CloudMonitor is a service that monitors Internet applications and Alibaba Cloud resources. CloudMonitor collects data of metrics for Alibaba Cloud resources, detects network availability, and allows you to set alerts for specific metrics. This topic describes how to use CloudMonitor to monitor the status of core services in an EMR cluster and send alert notifications. Notification methods include phone calls, text messages, emails, and DingTalk chatbot.

View monitoring data

  1. Log on to the CloudMonitor console.
  2. In the left-side navigation pane, click Cloud Service Monitoring and then E-MapReduce.
  3. On the Clusters tab of the E-MapReduce Monitoring List page, find the target cluster and click the cluster ID or Monitoring Charts in the Actions column.
  4. Click a time range above the monitoring charts or click the Custom icon to customize a time range.
    You can view the monitoring data from a maximum of seven consecutive days.

    You can click the large icon in the upper-right corner of a chart to enlarge the chart.

Create an alert rule

Follow these steps to create an alert rule:

  1. Log on to the CloudMonitor console.
  2. In the left-side navigation pane, click Cloud Service Monitoring and then E-MapReduce.
  3. On the Clusters tab of the E-MapReduce Monitoring List page, find the target cluster and click Alarm Rules in the Actions column.
  4. Click Create Alarm Rule in the upper-right corner or click here in the message that prompts you to create an alert rule.
    1. In the Related Resource section, specify Resource Range.
      If you select All Resources for Resource Range, CloudMonitor sends an alert notification when any of the clusters under your account meets the alert rule. If you select Cluster, you need to specify a cluster. In this case, CloudMonitor sends an alert notification only when the specified cluster meets the alert rule. If you want to create an alert rule that applies to an application group, see Application groups.
    2. In the Set Alarm Rules section, set an alert rule.

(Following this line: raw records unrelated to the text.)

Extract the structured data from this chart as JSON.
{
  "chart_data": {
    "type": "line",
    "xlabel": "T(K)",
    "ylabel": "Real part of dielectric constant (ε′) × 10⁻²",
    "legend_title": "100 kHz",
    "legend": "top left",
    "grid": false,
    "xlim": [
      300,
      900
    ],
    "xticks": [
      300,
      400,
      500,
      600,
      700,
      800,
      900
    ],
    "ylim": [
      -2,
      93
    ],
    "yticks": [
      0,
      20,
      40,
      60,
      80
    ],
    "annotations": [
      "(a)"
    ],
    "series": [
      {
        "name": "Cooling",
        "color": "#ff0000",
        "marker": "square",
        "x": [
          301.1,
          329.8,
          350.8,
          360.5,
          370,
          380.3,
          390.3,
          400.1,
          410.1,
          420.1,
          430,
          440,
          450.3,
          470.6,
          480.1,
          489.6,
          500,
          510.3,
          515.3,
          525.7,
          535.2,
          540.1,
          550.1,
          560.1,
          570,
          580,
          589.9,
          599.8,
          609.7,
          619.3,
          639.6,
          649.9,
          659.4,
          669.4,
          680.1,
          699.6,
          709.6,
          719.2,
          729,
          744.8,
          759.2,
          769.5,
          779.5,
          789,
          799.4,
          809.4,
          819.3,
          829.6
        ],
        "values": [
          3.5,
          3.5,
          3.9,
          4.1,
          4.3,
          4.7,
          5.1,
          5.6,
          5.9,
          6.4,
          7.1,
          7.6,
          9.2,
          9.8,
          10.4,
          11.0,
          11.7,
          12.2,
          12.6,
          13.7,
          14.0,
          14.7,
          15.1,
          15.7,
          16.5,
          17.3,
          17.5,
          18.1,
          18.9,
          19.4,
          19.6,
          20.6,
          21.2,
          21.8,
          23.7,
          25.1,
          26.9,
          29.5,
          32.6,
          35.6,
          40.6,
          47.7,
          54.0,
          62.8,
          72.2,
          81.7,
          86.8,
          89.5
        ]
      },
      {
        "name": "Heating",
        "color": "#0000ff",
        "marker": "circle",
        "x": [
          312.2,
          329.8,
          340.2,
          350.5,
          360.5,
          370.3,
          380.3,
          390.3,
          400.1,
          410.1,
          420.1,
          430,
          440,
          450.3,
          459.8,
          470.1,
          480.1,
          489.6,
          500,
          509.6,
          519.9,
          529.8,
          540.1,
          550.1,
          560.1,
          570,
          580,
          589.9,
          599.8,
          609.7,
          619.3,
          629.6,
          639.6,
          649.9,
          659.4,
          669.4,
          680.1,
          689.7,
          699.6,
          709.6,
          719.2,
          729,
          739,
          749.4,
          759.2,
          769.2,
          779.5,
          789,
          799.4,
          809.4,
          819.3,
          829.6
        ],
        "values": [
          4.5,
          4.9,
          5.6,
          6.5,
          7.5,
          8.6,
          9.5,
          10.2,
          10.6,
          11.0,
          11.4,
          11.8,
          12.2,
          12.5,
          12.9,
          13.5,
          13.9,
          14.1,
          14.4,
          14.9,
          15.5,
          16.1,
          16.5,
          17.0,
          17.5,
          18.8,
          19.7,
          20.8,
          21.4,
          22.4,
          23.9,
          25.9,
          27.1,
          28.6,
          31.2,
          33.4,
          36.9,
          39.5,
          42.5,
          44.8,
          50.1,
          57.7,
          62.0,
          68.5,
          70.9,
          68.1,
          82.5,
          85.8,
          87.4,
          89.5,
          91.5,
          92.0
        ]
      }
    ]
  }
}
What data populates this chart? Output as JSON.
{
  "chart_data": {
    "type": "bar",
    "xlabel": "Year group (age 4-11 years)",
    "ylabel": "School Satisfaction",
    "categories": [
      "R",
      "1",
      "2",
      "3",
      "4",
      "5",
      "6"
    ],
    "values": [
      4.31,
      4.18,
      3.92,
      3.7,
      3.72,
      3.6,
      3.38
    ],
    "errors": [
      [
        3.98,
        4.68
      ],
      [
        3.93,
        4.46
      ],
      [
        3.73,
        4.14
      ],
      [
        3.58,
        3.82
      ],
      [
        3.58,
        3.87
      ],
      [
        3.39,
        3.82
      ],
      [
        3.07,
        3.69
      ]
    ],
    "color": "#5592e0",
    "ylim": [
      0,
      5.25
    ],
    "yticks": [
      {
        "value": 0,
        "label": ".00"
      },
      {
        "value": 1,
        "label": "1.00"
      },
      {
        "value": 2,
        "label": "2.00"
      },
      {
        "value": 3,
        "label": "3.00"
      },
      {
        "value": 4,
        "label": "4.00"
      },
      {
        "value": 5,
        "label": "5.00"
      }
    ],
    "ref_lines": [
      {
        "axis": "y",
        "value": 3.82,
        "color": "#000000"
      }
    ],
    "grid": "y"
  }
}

      Set the required parameters. For the metrics of core services, see Metrics of core services. For more information, see Alarm rule parameters.

      For example, to trigger an alert when the HTTP port of DataNodes is unreachable for longer than five minutes, select the DataNodeHttpPortOpen metric and specify the other parameters, as shown in the following figure.

      role
      Note If you select All from the role drop-down list, the alert rule applies to all nodes in the cluster, including nodes that are added to the cluster in the future.
    3. In the Notification Method section, set Notification Contact and Notification Methods.
      Notification Contact must be set to one or more contact groups. You can click Quickly create a contact group to create a contact group.

      You can set Notification Methods to a combination of two or more of the following methods: phone calls, text messages, emails, and DingTalk chatbot. To use the phone call method, you must purchase a phone alert resource plan.

    4. Click Confirm.

Metrics of core services

Service Metric Description
HDFS NameNodeHttpPortOpen The status of HTTP port 50070 of NameNode.
DataNodeHttpPortOpen The status of HTTP port 50075 of DataNodes.
DataNodeIpcPortOpen The status of IPC port 50020 of DataNodes.
TotalDFSUsedPercent The total HDFS capacity usage of the cluster.
MaxDFSUsedPercent The maximum HDFS capacity usage of all DataNodes.
DataNodeDfsUsedPercent The HDFS capacity usage of a single DataNode.
NumDeadDataNode The number of dead DataNodes.
Note This metric is obtained by using Java Management Extensions (JMX) of NameNode. If the heartbeat processes of DataNodes or the standby NameNode are stopped, the monitoring on this metric is suspended.
YARN ResourceManagerWebappPortOpen The status of web port 8088 of ResourceManager.
NodeManagerHttpPortOpen The status of HTTP port 8042 of NodeManager.
NumUnhealthyNMs The number of unhealthy NodeManagers.
HIVE HiveServer2PortOpen The status of port 10000 of HiveServer.
MetastorePortOpen The status of port 9083 of Hive MetaStore.
ZooKeeper ZKClientPortOpen The status of client port 2181 of ZooKeeper.
ZkOutstandingRequests The number of queued requests. If the ZooKeeper server receives more requests than it can process, this metric goes up.
HBase HMasterHttpPortOpen The status of HTTP port 16010 of HMaster.
HMasterIpcPortOpen The status of IPC port 16000 of HMaster.
HRegionServerHttpPortOpen The status of HTTP port 16030 of HRegionServer.
HRegionServerIpcPortOpen The status of IPC port 16020 of HRegionServer.
Note For all the port metrics in this table, 1 indicates that the port is open, and 0 indicates that the port is closed.